Reference no: EM13849052
A. Suppose that Firm Y has bonds outstanding that mature in 12 years and offer a 6.5 percent annual coupon rate, paid semiannually. Market required returns on similar bonds are 6.25 percent annual. For parts a. through c., use an algebraic solution to the problem, not a financial calculator and calculate and show the value of the present value factor for both the interest payment component and the return of principal component of the bond’s value.
a. What is the interest payment component of this bond’s intrinsic value?
b. What is the return of principal component of this bond’s intrinsic value?
c. What is the total intrinsic value of the bond?
d. Use your financial calculator to confirm your result in part c. Show the keystrokes and values input to the calculator.

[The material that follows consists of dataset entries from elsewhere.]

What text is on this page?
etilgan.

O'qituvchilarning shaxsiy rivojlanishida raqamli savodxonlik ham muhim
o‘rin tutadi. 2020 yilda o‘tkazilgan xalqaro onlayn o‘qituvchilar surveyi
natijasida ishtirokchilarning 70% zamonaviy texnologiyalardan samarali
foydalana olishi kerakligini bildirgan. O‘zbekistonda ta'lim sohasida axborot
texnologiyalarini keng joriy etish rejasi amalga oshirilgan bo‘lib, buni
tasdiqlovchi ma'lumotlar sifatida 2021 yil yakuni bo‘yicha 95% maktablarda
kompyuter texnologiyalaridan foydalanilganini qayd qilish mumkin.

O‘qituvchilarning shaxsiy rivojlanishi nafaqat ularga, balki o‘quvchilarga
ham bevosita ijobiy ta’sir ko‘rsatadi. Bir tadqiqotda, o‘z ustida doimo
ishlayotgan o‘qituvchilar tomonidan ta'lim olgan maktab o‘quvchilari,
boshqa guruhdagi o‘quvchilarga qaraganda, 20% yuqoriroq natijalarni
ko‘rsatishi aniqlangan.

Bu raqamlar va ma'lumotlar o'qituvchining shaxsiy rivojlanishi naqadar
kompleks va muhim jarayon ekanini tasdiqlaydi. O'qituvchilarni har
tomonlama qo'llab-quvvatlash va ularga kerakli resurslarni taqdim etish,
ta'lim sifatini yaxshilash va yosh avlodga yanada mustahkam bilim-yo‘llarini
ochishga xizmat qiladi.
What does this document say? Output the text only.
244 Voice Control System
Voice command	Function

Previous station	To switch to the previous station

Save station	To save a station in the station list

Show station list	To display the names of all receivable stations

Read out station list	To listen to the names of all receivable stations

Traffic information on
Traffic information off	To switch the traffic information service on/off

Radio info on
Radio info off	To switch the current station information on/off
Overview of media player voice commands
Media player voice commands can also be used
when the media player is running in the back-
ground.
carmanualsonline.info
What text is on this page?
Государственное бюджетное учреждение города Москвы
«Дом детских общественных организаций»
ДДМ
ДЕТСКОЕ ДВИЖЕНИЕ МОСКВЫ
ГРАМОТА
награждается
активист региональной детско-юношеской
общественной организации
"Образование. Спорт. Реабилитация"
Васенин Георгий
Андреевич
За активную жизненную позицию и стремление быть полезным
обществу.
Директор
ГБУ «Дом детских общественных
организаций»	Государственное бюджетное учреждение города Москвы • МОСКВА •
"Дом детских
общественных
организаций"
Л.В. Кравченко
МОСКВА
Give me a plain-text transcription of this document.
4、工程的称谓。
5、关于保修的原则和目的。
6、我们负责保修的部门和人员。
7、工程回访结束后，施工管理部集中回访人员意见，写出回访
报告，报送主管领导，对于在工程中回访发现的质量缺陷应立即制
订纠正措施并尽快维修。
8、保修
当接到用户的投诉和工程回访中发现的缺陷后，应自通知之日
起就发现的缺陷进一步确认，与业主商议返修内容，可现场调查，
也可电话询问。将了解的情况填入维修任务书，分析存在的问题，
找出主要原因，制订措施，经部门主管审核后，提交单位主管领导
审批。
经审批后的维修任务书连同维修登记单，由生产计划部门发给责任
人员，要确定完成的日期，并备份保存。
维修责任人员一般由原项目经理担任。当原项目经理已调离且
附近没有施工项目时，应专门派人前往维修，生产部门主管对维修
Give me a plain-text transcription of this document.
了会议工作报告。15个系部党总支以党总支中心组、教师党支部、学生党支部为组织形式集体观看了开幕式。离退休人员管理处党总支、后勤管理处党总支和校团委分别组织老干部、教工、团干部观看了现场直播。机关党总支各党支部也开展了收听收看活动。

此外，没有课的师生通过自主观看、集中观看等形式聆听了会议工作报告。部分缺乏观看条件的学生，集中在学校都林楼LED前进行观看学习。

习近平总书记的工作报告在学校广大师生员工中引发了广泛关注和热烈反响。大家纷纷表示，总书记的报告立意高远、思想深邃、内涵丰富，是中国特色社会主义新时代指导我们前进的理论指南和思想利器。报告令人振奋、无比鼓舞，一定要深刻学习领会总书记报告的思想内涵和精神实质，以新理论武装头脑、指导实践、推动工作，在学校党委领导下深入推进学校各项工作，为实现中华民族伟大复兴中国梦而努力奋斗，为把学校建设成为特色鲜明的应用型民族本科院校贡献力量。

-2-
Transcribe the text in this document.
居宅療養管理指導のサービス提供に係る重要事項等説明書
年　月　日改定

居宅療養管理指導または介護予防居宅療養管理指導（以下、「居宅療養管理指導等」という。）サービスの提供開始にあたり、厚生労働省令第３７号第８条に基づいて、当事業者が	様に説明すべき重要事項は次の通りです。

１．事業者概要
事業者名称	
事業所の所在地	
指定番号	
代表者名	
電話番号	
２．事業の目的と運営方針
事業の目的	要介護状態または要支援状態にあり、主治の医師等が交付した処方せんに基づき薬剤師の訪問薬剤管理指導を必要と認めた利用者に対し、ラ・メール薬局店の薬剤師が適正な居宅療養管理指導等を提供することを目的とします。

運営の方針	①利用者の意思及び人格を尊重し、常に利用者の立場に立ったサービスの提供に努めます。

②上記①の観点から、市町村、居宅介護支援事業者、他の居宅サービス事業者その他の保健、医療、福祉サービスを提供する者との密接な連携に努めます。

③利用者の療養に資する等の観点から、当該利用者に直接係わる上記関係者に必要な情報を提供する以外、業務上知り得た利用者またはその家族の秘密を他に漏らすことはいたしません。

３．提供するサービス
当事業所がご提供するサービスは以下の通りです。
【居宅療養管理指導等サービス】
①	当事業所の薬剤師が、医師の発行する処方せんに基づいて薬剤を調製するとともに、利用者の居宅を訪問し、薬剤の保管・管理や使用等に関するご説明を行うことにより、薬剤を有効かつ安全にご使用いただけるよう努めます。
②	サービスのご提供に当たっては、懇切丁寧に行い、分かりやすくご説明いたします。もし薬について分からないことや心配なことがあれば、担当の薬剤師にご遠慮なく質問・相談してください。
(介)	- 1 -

B. Ms. B is 55 years old and is planning to retire at age 62. She wants to have a retirement income from that point until age 85. She projects that she will need $5,000 per year during her retirement to supplement her other retirement income. In addition, she wants to leave an inheritance of $25,000 each to her four grandchildren. She has accumulated a nest egg $25,000 at this point. Assume that she can invest at a 9% annual rate in the pre-retirement period, that her funds can be invested at a 10% annual rate after retirement, and that contributions and withdrawals occur at the end of each year. use a financial calculator to solve, show all keystrokes and values input (e.g. FV = $XXX, PMT = $YYY, etc.)
a. Sketch the time line of the cash flows for this problem.
b. Does she have enough accumulated at this point to fund her plan?
c. If she does not have enough, how much must she save each year for the next 7 years in order to fund her plan?